A ring tone emitted from Leo’s pocket, who waved and made to leave.
Ted frowned slightly.
“Bye…”
Helicopter, Plane and Boat rides don’t mix with Geomancers. They separate one from the earth and cut of their strongest sense. Atra got a splitting headache the moment she was lifted off the ground.
Ted could, apparently, fly helicopters. Atra zoned out through most of it, and admittedly she slept the rest of the way. She couldn’t remember what she had dreamt upon waking, but it was vivid at the time.
*.*.*
8:20 PM (United Hellenique Sea Time) / 6:20 (KMT)
Atra was wakened when they landed. Not by Ted, but the sense of being reunited with the earth.
She was in an unfamiliar place; a small C shaped island covered in thick layers of ash under the grass, trees and buildings.
The ocean was bluer than you would believe.

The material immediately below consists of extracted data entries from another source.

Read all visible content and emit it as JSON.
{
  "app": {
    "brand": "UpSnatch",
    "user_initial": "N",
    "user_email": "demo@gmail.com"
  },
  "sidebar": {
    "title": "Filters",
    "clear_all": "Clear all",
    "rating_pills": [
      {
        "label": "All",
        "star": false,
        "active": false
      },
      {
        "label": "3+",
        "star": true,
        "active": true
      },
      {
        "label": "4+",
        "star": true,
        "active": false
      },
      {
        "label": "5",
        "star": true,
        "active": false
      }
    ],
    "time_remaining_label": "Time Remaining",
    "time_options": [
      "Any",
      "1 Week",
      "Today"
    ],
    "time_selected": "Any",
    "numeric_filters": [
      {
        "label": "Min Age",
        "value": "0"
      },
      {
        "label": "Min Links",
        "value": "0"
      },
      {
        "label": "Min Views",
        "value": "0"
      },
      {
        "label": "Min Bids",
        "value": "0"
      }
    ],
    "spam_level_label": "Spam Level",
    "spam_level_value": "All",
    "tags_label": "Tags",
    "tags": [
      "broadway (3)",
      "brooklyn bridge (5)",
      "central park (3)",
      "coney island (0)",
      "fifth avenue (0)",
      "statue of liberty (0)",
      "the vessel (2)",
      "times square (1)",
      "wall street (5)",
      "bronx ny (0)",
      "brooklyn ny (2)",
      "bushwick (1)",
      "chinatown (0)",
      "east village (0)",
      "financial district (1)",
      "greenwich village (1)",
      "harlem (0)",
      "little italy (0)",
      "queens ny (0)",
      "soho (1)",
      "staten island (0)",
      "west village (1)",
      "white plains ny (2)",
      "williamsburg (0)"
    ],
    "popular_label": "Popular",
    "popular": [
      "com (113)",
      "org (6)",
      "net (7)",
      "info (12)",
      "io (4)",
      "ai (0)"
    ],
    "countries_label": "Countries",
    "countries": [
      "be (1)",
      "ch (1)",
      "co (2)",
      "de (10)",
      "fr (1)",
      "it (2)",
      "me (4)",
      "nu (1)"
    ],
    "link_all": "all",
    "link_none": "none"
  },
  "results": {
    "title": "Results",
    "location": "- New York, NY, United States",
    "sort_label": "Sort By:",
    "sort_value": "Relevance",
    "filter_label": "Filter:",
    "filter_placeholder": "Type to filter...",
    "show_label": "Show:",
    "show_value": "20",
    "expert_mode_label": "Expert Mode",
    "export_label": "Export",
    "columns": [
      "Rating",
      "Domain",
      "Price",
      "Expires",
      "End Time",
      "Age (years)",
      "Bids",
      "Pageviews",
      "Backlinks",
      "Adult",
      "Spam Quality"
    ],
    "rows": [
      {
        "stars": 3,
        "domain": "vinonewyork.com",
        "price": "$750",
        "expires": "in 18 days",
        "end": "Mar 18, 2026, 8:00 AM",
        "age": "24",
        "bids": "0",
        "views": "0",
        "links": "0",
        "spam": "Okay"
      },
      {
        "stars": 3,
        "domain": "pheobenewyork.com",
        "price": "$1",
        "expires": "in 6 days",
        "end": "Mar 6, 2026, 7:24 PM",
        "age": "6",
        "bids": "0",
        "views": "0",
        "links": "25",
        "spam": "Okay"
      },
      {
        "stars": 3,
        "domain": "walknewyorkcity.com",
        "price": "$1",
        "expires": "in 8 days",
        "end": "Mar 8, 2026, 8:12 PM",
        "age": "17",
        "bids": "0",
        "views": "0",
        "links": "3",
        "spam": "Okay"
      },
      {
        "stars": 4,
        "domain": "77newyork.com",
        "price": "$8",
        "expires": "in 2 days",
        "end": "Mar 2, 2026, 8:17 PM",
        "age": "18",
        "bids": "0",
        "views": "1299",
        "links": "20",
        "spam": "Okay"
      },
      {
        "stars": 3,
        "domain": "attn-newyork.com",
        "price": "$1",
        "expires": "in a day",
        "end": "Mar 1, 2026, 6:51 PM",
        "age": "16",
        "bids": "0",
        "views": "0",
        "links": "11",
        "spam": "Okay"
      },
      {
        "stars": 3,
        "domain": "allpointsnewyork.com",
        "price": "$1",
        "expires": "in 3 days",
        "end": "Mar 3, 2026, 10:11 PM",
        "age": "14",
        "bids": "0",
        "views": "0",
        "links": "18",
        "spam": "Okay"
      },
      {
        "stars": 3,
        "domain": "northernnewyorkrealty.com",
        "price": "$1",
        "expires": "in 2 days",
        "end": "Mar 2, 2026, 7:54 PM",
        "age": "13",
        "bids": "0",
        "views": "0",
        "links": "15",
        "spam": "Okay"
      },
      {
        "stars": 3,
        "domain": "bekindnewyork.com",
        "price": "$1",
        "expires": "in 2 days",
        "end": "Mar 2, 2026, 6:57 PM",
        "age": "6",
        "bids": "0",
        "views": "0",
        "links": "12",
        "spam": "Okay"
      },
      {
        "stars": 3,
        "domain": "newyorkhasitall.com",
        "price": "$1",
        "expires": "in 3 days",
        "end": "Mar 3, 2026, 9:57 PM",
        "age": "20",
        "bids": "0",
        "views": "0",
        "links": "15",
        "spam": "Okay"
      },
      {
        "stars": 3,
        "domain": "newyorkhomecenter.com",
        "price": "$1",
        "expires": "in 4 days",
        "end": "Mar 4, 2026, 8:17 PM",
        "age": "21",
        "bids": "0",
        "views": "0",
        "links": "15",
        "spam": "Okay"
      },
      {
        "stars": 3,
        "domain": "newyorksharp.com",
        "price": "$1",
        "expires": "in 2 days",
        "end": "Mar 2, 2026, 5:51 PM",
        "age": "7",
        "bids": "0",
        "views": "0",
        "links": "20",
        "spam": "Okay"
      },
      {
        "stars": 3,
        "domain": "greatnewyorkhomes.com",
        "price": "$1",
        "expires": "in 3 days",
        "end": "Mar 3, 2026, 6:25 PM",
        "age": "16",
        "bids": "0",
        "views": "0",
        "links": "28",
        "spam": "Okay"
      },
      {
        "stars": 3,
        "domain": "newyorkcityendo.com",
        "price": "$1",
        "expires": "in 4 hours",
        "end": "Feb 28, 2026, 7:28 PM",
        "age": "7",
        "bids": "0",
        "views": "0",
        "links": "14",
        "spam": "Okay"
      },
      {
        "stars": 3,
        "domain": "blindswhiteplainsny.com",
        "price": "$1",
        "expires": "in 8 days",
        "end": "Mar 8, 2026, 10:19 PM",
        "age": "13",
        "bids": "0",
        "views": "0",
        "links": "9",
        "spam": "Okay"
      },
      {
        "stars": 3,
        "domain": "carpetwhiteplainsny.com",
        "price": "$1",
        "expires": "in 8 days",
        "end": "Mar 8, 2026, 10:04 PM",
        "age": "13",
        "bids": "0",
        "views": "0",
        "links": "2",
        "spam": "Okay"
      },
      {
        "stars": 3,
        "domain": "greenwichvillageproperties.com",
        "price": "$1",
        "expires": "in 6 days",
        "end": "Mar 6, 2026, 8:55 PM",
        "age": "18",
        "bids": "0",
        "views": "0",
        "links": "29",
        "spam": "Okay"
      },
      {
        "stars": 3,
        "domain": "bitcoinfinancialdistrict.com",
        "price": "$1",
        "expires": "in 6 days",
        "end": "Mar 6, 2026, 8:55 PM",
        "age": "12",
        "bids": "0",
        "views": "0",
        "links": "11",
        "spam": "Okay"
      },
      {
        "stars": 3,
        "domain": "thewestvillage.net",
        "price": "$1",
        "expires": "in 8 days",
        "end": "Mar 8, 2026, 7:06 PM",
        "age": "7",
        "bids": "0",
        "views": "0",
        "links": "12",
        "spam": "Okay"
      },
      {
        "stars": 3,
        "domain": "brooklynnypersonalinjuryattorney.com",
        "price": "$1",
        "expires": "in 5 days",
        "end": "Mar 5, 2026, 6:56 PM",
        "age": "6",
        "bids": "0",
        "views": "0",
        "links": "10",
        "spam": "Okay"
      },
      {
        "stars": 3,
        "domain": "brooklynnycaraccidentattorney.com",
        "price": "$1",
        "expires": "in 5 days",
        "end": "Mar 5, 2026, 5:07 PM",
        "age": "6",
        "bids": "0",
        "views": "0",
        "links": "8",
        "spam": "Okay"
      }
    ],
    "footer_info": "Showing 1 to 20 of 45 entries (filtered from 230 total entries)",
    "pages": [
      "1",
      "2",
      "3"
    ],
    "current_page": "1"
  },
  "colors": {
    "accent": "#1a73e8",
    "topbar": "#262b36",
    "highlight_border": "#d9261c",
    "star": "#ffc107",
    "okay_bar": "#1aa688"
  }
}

Atra got out slowly, and without embarrassment, lay on the ground. The air was dry. The grass tickled her fair-tanned arms and she turned hear against the ground to see it, the slight irritation washed away as she reconnected to the land. The grass was illustriously yellow, and the island had a violent past.
Like a battle of the gods…
Atra couldn’t see that far back or forwards, having never reached that level of training.
Yet she could still tell that the island had been ravaged and pock marked beneath the ashen surface.
Parts of the island had been uncovered by the riskless, but they hadn’t scratched the surface.
“Good evening, mademoiselle.” Said an unfamiliar voice. Atra whirled around, suddenly alert.
A man in another, less uniform, business suit stood a few metres away.
He was facing the ocean, but quickly turned his attention to her. This man had olive skin, dark hair and haunting grey eyes.
He had a purely Hellenique accent, in birth and magic.
“Uh… Hi” Atra said, getting to her feet as the man walked closer.
“Miss Arkwright, I presume?” He asked serenely. Atra nodded, and they shook hands. “You may call me Dalnius.” Oh.
She examined the man properly. He looked to be about twenty, somewhat younger than she had expected. The way he moved thought… He could have been any age… 70, 5… Something was definitely strange about the way he held himself. As was befitting of a demigod.
Atra composed herself. “Before I take this test, can I ask a few questions?”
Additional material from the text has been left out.